Ce nouvel outil, qui sera rétroactif au 24 février 2022, complète le Fonds Européen de Défense (plus de 8 milliards d'euros sur la période 2021-2027), qui se concentre essentiellement sur les programmes de Recherche et de Développement. Ce fonds sera d'ailleurs pérennisé par un futur programme permanent d'acquisitions conjointes d'ici à la fin de l'année.
Reconstituer les stocks de munitions
Cette initiative va permettre de reconstituer une partie des stocks d'armements (missiles, artillerie, munitions notamment) qui ont été donnés à l'Ukraine pour se défendre face à l'invasion russe. "Nous créons un mécanisme incitatif abondé par le budget européen, pour que les États Membres - nombreux sont ceux qui ont annoncé une augmentation significative de leur dépense de défense - achètent ensemble. Cela permettra de mieux dépenser l'argent public, et de booster notre base industrielle européenne", estime Thierry Breton. Trois pays au moins devront se mettre d'accord pour acheter le même matériel. "Les stocks des pays européens se sont affaiblis", rappelle-t-on dans l'entourage du commissaire.
Cet instrument répond d'abord à une des conséquences des transferts d'armes vers l'Ukraine. Il servira notamment à reconstituer les stocks de munitions de 155 mm des obusiers Caesar, Crab (Pologne) et Howitzers (Etats-Unis) mais aussi de missiles antichars et des systèmes portatif de défense aérienne (Manpads), les missiles sol-air léger portés à l'épaule mais aussi des pièces d'artillerie légères et lourdes. Au-delà de l'urgence de la guerre en Ukraine, il devrait aider la Base industrielle technologie et de défense européenne (BITDE) à réussir sa montée en cadence (ramp up) pour faire face à ses propres défis du retour de la guerre de haute intensité. Soit produire plus vite pour constituer des stocks nécessaires tout en ayant une coordination au niveau européen avec la mise en place d'une Task force européenne. Enfin, cet instrument devrait permettre de renforcer l'interopérabilité de ces matériels, dont de nombreux modèles équipent les armées de l'UE.
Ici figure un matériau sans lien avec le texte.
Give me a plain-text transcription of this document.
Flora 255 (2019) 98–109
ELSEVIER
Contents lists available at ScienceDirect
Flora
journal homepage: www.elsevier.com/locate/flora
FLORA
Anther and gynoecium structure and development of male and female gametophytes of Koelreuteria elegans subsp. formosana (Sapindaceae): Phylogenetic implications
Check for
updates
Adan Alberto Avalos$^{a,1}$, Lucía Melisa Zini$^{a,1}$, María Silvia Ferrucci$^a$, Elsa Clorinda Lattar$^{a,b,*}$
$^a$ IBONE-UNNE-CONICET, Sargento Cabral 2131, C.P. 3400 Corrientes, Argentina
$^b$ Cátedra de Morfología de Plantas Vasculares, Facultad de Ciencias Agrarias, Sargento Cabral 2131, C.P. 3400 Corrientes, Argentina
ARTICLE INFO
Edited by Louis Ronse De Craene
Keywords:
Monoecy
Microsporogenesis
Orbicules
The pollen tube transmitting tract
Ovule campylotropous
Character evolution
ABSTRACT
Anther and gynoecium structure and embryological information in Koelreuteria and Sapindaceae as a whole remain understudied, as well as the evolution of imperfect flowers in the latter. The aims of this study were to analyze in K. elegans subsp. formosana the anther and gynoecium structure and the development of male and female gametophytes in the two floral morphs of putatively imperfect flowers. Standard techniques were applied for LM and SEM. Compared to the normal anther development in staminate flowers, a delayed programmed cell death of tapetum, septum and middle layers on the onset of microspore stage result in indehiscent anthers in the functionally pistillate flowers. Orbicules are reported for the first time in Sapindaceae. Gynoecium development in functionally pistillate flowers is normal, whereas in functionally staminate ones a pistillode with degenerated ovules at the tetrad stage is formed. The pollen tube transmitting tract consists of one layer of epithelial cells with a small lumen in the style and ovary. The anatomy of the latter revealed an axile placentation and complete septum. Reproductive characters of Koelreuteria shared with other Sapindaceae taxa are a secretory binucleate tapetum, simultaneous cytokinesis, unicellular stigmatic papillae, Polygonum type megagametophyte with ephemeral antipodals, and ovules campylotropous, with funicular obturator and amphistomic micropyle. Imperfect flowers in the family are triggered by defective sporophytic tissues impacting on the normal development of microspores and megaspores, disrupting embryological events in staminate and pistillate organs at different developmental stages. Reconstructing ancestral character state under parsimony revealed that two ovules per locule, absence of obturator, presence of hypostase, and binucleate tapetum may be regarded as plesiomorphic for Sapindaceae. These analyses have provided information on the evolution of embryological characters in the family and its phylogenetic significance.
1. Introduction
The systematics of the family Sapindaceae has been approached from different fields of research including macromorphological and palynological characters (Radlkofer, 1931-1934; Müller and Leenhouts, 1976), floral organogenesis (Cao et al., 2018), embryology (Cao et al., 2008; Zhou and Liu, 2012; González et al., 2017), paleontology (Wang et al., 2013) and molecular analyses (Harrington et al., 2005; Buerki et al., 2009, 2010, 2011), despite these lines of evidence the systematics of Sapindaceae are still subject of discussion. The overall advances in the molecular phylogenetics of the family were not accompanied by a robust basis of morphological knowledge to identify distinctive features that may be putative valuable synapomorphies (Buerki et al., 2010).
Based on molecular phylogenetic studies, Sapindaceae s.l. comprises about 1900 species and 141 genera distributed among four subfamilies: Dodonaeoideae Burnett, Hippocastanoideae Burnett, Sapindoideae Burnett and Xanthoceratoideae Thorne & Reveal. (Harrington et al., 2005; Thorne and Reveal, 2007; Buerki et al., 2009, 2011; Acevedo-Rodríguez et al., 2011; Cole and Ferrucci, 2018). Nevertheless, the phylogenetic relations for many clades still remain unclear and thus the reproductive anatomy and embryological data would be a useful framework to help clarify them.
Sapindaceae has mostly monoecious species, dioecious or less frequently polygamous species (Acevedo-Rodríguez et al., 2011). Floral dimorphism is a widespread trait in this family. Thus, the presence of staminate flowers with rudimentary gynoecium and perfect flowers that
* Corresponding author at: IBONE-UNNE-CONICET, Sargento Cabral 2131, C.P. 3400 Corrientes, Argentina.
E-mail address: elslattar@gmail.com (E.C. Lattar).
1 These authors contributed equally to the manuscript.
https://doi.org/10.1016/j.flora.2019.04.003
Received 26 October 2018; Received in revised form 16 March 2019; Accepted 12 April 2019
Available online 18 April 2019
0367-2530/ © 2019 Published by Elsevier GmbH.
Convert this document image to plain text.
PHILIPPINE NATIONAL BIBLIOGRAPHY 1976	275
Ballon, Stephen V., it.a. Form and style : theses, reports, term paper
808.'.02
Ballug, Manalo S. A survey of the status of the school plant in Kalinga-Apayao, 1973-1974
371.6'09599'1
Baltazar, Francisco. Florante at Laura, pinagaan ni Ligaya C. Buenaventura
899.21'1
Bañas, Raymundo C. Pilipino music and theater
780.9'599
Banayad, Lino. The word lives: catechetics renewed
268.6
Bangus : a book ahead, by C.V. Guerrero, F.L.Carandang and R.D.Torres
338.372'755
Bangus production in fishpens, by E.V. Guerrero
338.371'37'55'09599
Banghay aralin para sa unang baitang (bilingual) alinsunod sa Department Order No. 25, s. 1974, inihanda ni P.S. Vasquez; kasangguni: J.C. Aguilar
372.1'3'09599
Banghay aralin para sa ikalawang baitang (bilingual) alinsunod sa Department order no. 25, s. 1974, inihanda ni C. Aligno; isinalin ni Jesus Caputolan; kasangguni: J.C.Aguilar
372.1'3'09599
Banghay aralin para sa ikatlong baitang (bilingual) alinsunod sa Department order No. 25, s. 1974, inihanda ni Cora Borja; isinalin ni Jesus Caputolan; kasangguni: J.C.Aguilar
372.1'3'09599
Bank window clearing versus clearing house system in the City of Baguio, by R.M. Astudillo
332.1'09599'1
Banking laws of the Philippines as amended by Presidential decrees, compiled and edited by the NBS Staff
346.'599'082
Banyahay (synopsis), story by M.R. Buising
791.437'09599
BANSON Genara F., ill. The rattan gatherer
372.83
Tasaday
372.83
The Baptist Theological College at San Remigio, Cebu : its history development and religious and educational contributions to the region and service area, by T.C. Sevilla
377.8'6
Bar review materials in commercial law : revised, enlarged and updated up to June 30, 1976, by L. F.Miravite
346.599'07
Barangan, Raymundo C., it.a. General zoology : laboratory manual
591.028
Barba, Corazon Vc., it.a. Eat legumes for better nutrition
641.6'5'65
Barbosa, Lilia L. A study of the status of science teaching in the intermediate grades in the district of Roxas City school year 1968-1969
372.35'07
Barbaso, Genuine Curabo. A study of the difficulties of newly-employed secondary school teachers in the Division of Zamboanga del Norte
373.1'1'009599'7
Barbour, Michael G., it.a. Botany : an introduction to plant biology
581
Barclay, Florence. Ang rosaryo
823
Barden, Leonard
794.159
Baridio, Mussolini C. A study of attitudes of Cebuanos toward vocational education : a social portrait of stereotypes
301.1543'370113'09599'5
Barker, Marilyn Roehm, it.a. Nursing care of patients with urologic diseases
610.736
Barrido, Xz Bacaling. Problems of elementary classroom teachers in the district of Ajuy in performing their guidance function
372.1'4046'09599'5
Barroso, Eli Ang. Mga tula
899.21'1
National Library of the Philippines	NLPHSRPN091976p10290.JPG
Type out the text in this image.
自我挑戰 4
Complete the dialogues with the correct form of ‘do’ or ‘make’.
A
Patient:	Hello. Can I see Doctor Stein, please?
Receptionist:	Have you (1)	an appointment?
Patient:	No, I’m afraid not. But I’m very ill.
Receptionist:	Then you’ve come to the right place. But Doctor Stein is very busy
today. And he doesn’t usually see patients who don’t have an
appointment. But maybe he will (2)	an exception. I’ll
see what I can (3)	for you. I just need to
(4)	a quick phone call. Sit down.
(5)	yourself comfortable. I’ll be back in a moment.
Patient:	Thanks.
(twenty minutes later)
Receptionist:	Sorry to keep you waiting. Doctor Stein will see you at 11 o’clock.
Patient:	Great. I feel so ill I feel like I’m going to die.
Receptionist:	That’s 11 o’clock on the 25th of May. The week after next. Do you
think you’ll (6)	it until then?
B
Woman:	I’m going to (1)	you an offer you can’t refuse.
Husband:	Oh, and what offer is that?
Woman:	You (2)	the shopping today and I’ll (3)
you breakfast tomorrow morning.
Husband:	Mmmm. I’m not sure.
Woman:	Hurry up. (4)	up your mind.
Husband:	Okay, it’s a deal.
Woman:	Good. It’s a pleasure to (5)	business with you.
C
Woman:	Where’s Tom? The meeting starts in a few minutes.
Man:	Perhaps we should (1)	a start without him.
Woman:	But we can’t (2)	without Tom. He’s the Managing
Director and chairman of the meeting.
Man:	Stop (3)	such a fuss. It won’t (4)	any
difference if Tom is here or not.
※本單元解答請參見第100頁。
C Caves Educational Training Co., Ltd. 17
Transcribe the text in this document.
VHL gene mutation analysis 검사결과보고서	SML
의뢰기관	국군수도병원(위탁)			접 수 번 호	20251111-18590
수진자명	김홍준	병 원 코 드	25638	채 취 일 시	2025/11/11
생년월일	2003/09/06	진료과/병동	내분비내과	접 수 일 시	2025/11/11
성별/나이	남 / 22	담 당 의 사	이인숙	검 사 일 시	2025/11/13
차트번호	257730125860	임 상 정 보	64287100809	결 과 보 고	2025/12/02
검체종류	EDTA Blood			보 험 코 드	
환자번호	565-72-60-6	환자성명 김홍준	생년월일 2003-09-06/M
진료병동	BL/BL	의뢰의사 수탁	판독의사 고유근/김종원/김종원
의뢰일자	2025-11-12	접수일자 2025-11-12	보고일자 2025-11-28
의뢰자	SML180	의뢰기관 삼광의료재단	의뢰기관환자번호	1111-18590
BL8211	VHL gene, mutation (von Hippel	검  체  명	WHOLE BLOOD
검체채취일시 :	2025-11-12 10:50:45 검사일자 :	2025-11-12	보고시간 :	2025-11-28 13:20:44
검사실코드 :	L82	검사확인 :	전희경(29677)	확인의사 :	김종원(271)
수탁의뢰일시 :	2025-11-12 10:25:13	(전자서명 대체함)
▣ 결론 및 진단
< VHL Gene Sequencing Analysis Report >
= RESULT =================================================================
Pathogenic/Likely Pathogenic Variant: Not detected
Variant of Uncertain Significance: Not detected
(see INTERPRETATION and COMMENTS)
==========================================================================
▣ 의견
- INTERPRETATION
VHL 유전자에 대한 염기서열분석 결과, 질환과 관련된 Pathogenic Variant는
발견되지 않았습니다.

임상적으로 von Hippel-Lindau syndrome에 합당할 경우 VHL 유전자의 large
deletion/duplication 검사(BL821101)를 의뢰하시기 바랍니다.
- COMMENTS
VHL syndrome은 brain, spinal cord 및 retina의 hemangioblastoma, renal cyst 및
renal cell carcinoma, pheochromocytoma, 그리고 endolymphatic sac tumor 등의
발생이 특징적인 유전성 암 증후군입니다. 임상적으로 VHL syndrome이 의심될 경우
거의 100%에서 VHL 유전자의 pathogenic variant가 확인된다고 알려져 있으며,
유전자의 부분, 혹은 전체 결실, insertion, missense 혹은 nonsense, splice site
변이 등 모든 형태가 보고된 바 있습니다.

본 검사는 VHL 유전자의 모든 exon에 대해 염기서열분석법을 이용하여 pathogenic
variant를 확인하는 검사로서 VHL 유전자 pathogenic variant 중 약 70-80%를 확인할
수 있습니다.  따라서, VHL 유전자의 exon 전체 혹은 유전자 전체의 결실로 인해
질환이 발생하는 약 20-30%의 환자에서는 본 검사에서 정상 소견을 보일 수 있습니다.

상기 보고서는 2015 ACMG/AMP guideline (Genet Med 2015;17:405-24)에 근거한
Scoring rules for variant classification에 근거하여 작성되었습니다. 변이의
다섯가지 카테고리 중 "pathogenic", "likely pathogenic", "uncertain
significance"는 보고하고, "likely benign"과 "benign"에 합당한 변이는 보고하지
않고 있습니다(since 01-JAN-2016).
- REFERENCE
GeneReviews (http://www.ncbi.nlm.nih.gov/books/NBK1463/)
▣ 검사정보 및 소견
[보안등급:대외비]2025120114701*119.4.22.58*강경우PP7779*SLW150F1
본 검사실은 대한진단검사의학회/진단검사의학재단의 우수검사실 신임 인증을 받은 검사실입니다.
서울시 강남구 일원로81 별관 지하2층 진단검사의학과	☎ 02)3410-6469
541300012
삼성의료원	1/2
Bataille pour les armements étrangers
Thierry Breton s'est battu contre certains pays, qui voulaient intégrer sans état d'âme des achats d'armements étrangers, notamment américains et israéliens. La Commission a finalement tranché en faveur des critères d'éligibilité du Fonds européen de défense : être établi et avoir sa structure de management dans l'UE, ne pas être contrôlé par des entités d'États tiers non membres de l'UE et ne pas avoir des équipements ayant des restrictions d'emploi comme la réglementation ITAR ou équivalentes (Israël). Tel Aviv a ainsi refusé la réexportation de missiles Spike vers l'Ukraine, précise-t-on. Tout comme la Suisse a bloqué le transfert de munitions vers l'armée ukrainienne. "Nous voulions éviter de tomber dans certaines dépendances, précise-t-on dans l'entourage du commissaire. Nous ne voulons pas que la BITDE soit assujettie à des contrôles d'autorités étrangères pour utiliser ces armements".
Le montant de 500 millions provient de marges de budgets européens non alloués (Ending 5). Cette initiative arrive au moment où les ministres des Affaires étrangères de l'Union européenne (UE) ont convenu lundi d'un financement supplémentaire de 500 millions d'euros de l'UE pour fournir des armes à l'Ukraine, portant ce soutien à 2,5 milliards d'euros depuis que la Russie a envahi l'Ukraine le 24 février.